Although the newly released draft Mining Charter is materially different to Charter 2017, industry has raised concerns that it will not promote competitiveness, investment, growth and transformation.
The Minerals Council of South Africa, formerly the Chamber of Mines, which represents 90% of the industry, on Sunday issued a statement on the draft gazetted by Minerals Resources Minister Gwede Mantashe on Friday.
The public has 30 days to comment on the charter, which is meant to transform the industry and uplift mining communities. The latest version of the charter will be discussed at a mining summit set to take place on July 8 and 9, Mantashe told journalists at a briefing on Sunday. The minister said he hoped that the final charter would be referred to Cabinet after 30 days to be gazetted.
The minerals council supports the 30% black ownership target on new mining rights. However, it believes "much more work" needs to be done to the charter.
There are several elements with which the council does not agree. These include competitiveness. "Without competitiveness, investment in new exploration and mining will be limited and the current mining sector will continue to decline, to the detriment of all citizens.
"This is directly contrary to President Ramaphosa’s stated intention to attract $100bn in foreign investment into South Africa in the next five years," the council said in its statement.
The council also believes that some elements are "unconstitutional and contrary to South African Company Law". The council does not support a free carried interest of 5% allocated to each of the labour unions and communities.
"Given South Africa’s mature mining sector, a 10% total free carried interest on new mining rights will materially undermine investment, by pushing up investment hurdle rates and ensuring that many potentially new projects become unviable."
A free carried interest is a public policy choice, which must be weighed against the critical need to attract investment for growth and employment creation, the council said. Other measures would be better suited to ensure benefits to communities and employees, that would not "undermine the viability of mining in the future".
Further, the minerals council does not support the 1% EBITDA (earnings before interest, taxation, depreciation and amortisation) to target to communities and labour.
According to the council it is a "surprise addition" which was not agreed on by the Charter Task Team.

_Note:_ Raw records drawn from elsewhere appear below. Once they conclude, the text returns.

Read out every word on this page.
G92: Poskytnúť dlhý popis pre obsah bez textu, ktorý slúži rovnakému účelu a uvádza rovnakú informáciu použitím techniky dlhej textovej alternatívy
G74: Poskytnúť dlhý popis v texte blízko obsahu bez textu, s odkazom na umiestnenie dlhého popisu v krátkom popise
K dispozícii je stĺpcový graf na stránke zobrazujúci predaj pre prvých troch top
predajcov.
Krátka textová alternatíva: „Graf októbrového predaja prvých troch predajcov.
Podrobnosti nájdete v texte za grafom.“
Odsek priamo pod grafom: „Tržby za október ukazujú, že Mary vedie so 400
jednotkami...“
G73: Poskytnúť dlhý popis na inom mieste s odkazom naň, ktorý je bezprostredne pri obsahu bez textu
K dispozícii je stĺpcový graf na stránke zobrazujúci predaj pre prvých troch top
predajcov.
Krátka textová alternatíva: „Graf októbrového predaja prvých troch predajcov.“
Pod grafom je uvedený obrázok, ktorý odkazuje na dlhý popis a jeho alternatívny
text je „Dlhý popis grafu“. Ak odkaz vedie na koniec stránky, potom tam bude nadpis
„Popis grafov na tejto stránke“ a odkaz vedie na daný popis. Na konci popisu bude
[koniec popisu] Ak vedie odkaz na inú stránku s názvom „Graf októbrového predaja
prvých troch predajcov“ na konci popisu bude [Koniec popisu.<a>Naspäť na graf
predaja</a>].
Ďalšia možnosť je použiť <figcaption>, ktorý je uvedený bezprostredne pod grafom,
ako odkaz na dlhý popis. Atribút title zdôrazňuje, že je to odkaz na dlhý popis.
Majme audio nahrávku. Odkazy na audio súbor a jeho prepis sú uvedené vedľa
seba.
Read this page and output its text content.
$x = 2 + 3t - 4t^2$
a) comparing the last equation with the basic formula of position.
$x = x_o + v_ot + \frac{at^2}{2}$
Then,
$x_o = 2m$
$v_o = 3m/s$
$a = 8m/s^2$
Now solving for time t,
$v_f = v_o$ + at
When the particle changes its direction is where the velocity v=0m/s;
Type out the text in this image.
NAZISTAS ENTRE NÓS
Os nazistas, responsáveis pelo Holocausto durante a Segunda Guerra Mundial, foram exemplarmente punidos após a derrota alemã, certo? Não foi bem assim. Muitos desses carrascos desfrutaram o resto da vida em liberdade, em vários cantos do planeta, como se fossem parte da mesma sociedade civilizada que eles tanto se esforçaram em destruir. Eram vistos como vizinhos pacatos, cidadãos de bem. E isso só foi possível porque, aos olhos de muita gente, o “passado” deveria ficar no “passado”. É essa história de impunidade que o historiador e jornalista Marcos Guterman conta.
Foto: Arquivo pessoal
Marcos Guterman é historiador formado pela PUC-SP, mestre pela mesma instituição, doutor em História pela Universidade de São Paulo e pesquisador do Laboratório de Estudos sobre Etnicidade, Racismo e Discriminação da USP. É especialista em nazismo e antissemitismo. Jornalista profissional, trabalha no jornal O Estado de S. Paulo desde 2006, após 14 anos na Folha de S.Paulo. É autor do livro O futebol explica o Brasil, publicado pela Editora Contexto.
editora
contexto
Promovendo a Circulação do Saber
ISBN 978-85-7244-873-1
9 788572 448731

"The issue of topping up existing right holders BEE ownership to 30% within five years was never agreed as a recommendation in the Charter Task Team, and so this is another surprise inclusion by the DMR (Department of Mineral Resources)."
This top up would prejudice existing right holders which secured their rights based on the 2004 and 2010 charter, the council suggested.
"Despite a High Court declaratory order judgment and an agreement with the DMR, the issue of recognising the continuing consequences of previous BEE deals on existing rights, including for renewals, has not been properly captured in the Mining Charter."
The council said that companies applying for new rights have to carry the 10% free-carried interest and an EBITDA-based income stream for communities and labour, and also have to consider additional costs. These include social and labour plan requirements and skills development requirements, which amount to R7bn per year; as well as existing royalties, amounting to R6bn per year; and corporate taxes.
The council also took issue with the charter’s 30% black ownership target on new Greenfields prospecting rights, as this will result in limited exploration. It further criticised the DMR for the "lack of recognition of the need to phase-in or graduate" charter requirements for junior and emerging mining companies.
The council said it would continue to engage with the DMR and other stakeholders on the issues, and provide its inputs to the DMR and the mining summit.